Et ne parlons pas bouchers improvisés dans les marchés qui coupent et vendent la viande à même le sol, sans respecter les règles d’hygiènes les plus élémentaire. Résignés face à cette situation, les haïtiens s’amusent à dire qu’ils ont pu développer avec le temps une certaine immunité qui leur permet de limiter la casse, contrairement au système digestif fragile des habitants de pays développés.

Toujours est-il, ces événements sanitaires échelonnés sur le temps soulignent la nécessité pour Haïti de renforcer ses mécanismes de contrôle et de régulation des produits alimentaires. Il est également crucial de sensibiliser et d’éduquer les consommateurs quant aux risques auxquels ils s’exposent lorsqu’ils consomment des aliments impropres.

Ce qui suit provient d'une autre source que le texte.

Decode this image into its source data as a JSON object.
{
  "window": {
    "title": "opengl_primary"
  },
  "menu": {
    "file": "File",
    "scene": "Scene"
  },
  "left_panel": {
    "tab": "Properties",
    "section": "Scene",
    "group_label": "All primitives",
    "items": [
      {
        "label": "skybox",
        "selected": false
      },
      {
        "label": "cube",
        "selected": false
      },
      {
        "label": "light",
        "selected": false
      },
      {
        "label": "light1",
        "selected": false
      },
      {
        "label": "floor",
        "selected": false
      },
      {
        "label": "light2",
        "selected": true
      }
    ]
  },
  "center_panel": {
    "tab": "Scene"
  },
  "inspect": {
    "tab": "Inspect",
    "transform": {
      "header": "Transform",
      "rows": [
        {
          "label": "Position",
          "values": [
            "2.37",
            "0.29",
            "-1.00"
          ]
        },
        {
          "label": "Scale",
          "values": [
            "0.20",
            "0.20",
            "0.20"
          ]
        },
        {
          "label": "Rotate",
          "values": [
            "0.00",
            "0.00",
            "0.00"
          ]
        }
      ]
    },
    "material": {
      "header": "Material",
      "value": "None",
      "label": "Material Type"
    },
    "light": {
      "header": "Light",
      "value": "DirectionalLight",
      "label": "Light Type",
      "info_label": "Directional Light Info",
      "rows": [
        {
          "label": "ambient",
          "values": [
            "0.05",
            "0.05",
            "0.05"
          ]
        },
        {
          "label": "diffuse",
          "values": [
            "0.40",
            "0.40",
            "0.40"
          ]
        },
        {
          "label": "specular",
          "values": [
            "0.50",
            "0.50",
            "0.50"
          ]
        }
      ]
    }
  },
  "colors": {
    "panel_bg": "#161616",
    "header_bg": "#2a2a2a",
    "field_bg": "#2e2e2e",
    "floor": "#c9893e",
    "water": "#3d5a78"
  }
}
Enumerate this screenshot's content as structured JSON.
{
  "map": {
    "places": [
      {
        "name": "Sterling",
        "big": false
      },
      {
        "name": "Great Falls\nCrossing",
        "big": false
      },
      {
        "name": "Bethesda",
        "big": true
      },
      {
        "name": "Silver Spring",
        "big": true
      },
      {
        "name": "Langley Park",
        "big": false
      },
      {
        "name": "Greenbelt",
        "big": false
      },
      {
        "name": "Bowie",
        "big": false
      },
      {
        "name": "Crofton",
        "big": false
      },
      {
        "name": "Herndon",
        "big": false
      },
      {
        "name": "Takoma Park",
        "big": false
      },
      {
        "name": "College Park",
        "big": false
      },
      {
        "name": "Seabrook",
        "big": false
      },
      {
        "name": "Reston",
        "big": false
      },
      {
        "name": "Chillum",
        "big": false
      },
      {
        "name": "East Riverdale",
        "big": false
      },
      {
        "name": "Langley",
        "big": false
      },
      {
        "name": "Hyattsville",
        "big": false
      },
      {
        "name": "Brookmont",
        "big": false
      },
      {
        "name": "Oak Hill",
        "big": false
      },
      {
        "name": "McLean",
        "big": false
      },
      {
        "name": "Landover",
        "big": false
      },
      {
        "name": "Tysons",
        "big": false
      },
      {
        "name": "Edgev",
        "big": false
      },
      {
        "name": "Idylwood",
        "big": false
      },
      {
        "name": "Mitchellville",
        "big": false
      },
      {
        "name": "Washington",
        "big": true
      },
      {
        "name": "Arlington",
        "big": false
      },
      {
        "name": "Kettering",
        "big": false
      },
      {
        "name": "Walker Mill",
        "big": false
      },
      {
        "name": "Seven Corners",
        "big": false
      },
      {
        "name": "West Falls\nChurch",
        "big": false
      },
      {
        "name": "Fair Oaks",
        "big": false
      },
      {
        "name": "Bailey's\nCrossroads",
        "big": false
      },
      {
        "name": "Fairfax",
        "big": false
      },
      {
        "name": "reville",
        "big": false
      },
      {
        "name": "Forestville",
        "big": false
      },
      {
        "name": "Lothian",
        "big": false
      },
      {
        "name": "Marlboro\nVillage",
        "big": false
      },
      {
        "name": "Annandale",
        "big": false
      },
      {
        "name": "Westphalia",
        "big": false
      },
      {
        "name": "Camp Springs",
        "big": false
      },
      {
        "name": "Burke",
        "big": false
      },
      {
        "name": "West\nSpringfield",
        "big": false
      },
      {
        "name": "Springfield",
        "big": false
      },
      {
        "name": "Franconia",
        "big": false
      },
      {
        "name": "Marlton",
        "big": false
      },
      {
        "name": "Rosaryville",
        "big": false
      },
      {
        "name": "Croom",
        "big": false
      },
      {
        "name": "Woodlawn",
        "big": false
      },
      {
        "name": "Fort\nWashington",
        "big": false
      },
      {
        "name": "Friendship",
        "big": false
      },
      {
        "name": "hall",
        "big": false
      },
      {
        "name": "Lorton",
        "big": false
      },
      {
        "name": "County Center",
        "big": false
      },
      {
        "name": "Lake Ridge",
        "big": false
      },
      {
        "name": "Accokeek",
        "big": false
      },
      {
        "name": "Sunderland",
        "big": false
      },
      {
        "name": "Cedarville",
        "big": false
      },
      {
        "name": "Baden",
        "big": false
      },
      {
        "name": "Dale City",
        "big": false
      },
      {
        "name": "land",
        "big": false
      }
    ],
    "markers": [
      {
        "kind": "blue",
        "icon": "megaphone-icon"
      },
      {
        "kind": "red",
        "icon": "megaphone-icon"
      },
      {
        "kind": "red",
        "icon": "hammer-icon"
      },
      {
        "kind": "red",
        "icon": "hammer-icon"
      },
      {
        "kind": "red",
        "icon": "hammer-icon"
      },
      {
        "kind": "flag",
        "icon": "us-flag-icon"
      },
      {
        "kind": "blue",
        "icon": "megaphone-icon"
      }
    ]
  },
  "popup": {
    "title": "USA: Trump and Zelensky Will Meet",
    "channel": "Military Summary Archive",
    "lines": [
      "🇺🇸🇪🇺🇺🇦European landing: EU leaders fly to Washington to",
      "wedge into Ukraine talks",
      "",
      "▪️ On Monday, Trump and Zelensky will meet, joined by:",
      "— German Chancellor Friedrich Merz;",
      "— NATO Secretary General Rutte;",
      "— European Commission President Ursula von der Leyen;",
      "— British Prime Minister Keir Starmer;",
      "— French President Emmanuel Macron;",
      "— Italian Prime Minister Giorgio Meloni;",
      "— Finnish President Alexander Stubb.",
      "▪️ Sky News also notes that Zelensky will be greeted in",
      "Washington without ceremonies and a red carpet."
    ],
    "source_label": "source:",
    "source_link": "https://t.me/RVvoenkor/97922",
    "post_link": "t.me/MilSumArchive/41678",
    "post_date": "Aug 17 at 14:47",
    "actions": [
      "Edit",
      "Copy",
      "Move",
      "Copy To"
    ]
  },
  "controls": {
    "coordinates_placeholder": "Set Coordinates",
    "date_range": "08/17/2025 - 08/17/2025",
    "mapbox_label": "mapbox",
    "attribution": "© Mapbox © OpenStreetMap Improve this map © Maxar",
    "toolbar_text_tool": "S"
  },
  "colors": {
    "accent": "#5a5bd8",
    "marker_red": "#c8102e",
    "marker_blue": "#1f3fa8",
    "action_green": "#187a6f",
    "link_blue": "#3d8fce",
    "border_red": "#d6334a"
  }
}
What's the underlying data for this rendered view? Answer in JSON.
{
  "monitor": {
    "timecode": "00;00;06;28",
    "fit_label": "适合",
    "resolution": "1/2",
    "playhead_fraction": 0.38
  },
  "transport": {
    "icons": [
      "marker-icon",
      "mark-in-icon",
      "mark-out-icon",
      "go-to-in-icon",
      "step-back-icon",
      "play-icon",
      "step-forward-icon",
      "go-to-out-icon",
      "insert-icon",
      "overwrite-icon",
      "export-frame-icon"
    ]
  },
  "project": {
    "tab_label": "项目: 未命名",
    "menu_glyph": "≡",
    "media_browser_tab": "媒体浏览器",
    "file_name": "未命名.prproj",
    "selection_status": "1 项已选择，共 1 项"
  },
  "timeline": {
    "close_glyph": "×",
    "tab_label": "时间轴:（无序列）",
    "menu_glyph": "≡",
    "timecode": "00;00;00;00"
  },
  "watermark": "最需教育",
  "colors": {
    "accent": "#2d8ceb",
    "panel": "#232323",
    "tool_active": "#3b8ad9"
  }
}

Car si souvent, ces aliments sont moins chers, le prix final que l’on paie lorsque l’on tombe malade peut vite monter en flèche.

Riz américain contaminé, le scandale de trop

Récemment, une étude de l’Université du Michigan, en collaboration avec des organisations agricoles haïtiennes, a révélé que le riz consommé en Haïti et majoritairement importé des États-Unis serait contaminé par des métaux lourds, notamment l’arsenic et le cadmium, à des niveaux préoccupants. Cette révélation est d’autant plus alarmante que le riz représente un aliment essentiel pour la population haïtienne, constituant une part importante de son régime alimentaire quotidien.

Certains échantillons examinés dépassent même les normes internationales de sécurité. Les conséquences d’une telle exposition aux métaux lourds ne sont pas immédiates mais peuvent se révéler dévastatrices sur le long terme, augmentant le risque de développer des maladies graves telles que différents types de cancers ou le diabète, sans parler des effets sur le développement et la croissance des enfants.

La dépendance d’Haïti au riz importé n’est pas nouvelle. Elle trouve ses racines dans les politiques agricoles et commerciales des années 1980, lorsque les États-Unis ont massivement subventionné leur riz, le rendant moins cher que les produits locaux. Cette situation a contribué à évincer la production locale au profit du riz importé, modifiant ainsi les habitudes alimentaires des Haïtiens.

Revers du décor, puisque nous ne produisons plus nous-mêmes nos aliments de base, nous n’avons d’autres choix que de les importer en faisant confiance aux autres, surtout que nos institutions n’ont ni la capacité, ni la volonté de protéger le consommateur haïtien. Pour preuve, la contamination du riz américain n’a pas été révélée par un organisme haïtien, mais… américain. Ce qui veut dire que non seulement nous dépendons de l’extérieur pour manger le riz, mais nous comptons aussi sur les institutions étrangères pour nous dire si le riz que nous mangeons est bon ou pas. Un comble!

Cet énième scandale prouve en tout cas qu’il est plus que jamais important de surveiller la qualité des aliments importés et de s’assurer qu’ils respectent les normes sanitaires en vigueur. Cette situation ne peut plus durer, car il s’agit de notre santé et celle de nos enfants. Et comme on a coutume de dire, nous creusons notre tombe avec notre fourchette.